In general, restrict writing to users with logins and passwords.  If you
must have an anonymous-write directory (like an incoming folder), make
sure that that directory is not also readable by anonymous users.

This probably won't eliminate all the abuse, but it should make it
impractical enough that the warez servers will probably start looking
elsewhere.

-- David



Re: anybody else been spammed by no-ip.com yet?

2002-05-10 Thread David Charlap


Jim Hickstein wrote:
 
 My customers who reach me (a mail service) from Earthlink dialups
 are affected by this.  Apparently it's still happening.  I run a
 listener on another host and port, known only to this (so far)
 small subset of people, to be able to serve them.  In general, we
 advise people to use their ISP's relay for outgoing mail, but
 Earthlink won't let them relay because the sender domain is not
 one that Earthlink knows about (i.e. is charging them for).
  Apparently.

Something's weird here.

My home DSL line is Earthlink.  I send out mail through their server
(specifically through smtp.mindspring.com), and I have my mail client
cofigured to use my yahoo.com address as the return address.  They don't
seem to care about the message's sender address as long as it comes from
an Earthlink link.

Is the dial-up any different?

Now, I do know that I can't send through the Earthlink/Mindspring server
from outside their network.  But that's not a big deal for me.  When I'm
away from home, I just use the server of whatever network I'm connected
to at the time, which has never given me a problem.

I think Earthlink has an SMTP-AUTH mail server as well.  It's not the
same one that the default dialups use, however.  I think it's
smtpauth.earthlink.com, but I haven't actually tried using it.

-- David



Re: anybody else been spammed by no-ip.com yet?

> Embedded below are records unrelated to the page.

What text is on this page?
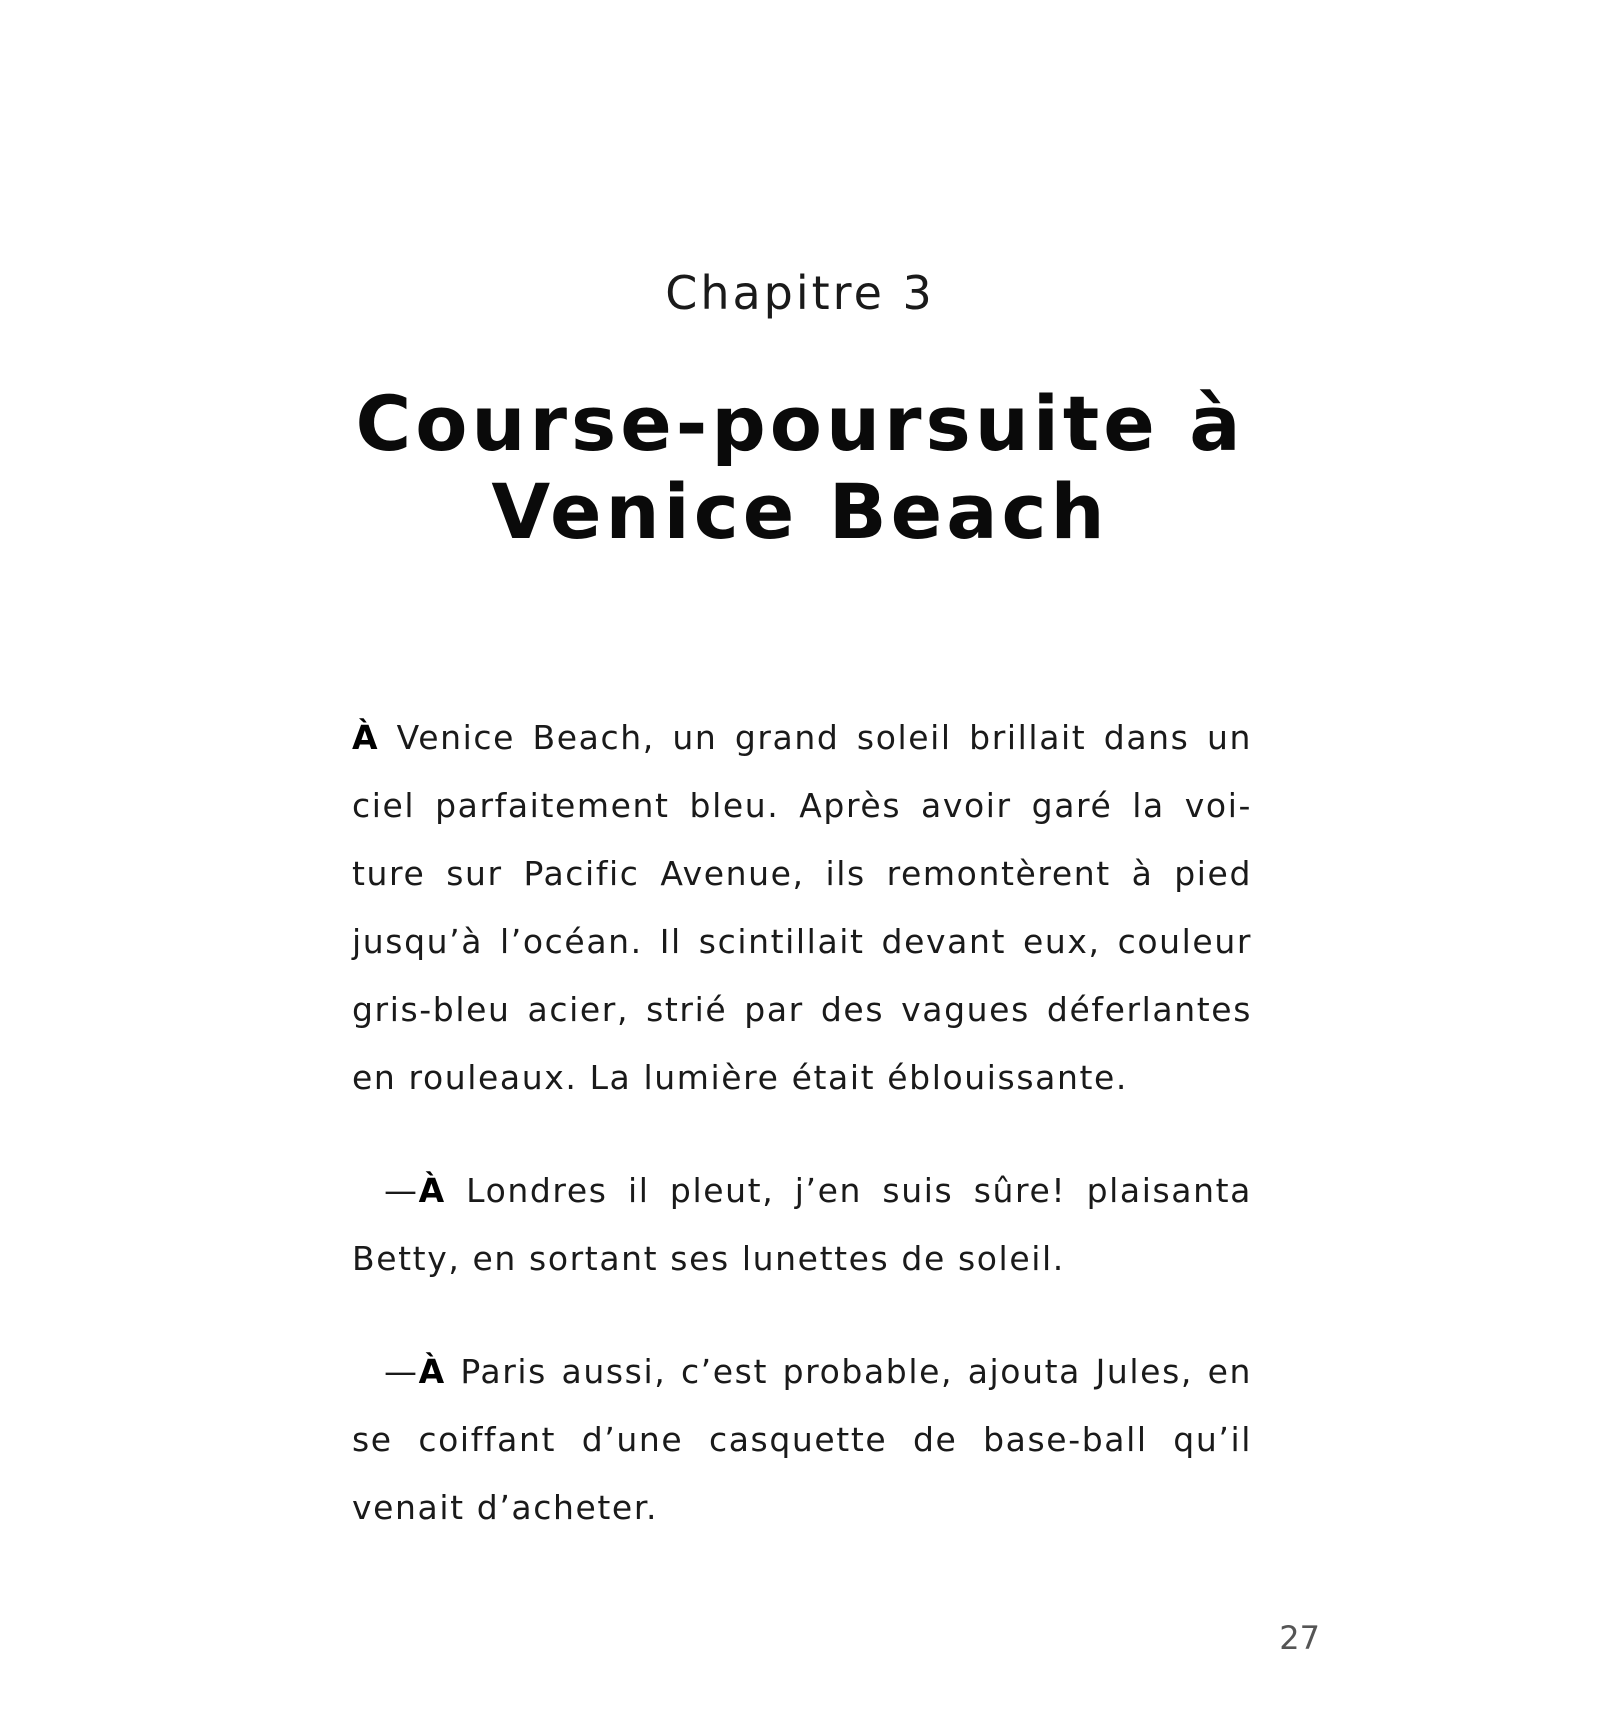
Chapitre 3
Course-poursuite à
Venice Beach

À Venice Beach, un grand soleil brillait dans un ciel parfaitement bleu. Après avoir garé la voi-ture sur Pacific Avenue, ils remontèrent à pied jusqu’à l’océan. Il scintillait devant eux, couleur gris-bleu acier, strié par des vagues déferlantes en rouleaux. La lumière était éblouissante.

—À Londres il pleut, j’en suis sûre! plaisanta Betty, en sortant ses lunettes de soleil.

—À Paris aussi, c’est probable, ajouta Jules, en se coiffant d’une casquette de base-ball qu’il venait d’acheter.

27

2002-05-10 Thread David Charlap


Jim Hickstein wrote:
 
 One clarification: Can these users relay through that host, using
 SMTP AUTH, from anywhere, or only from within your network?  I
 observe, for instance, that the instructions for Outlook 2000
 (Windows) does not have them check my [outgoing SMTP] server
 requires authentication.
 
 If the former, great!  I'll inform my affected customers.  If the
 latter, they'll have to fool with settings as they move around --
 which you no doubt already know is asking too much of 99% of the
 population. :-)

According to a message posted to one of the EL support newsgroups a
while back, they run a separate SMTP AUTH mail server that will work as
you describe.  It's not the same server that customers use from an EL
line, however.

I haven't actually used this server.  I also don't know if it's a
permenant thing or if it's just an experiment at this time.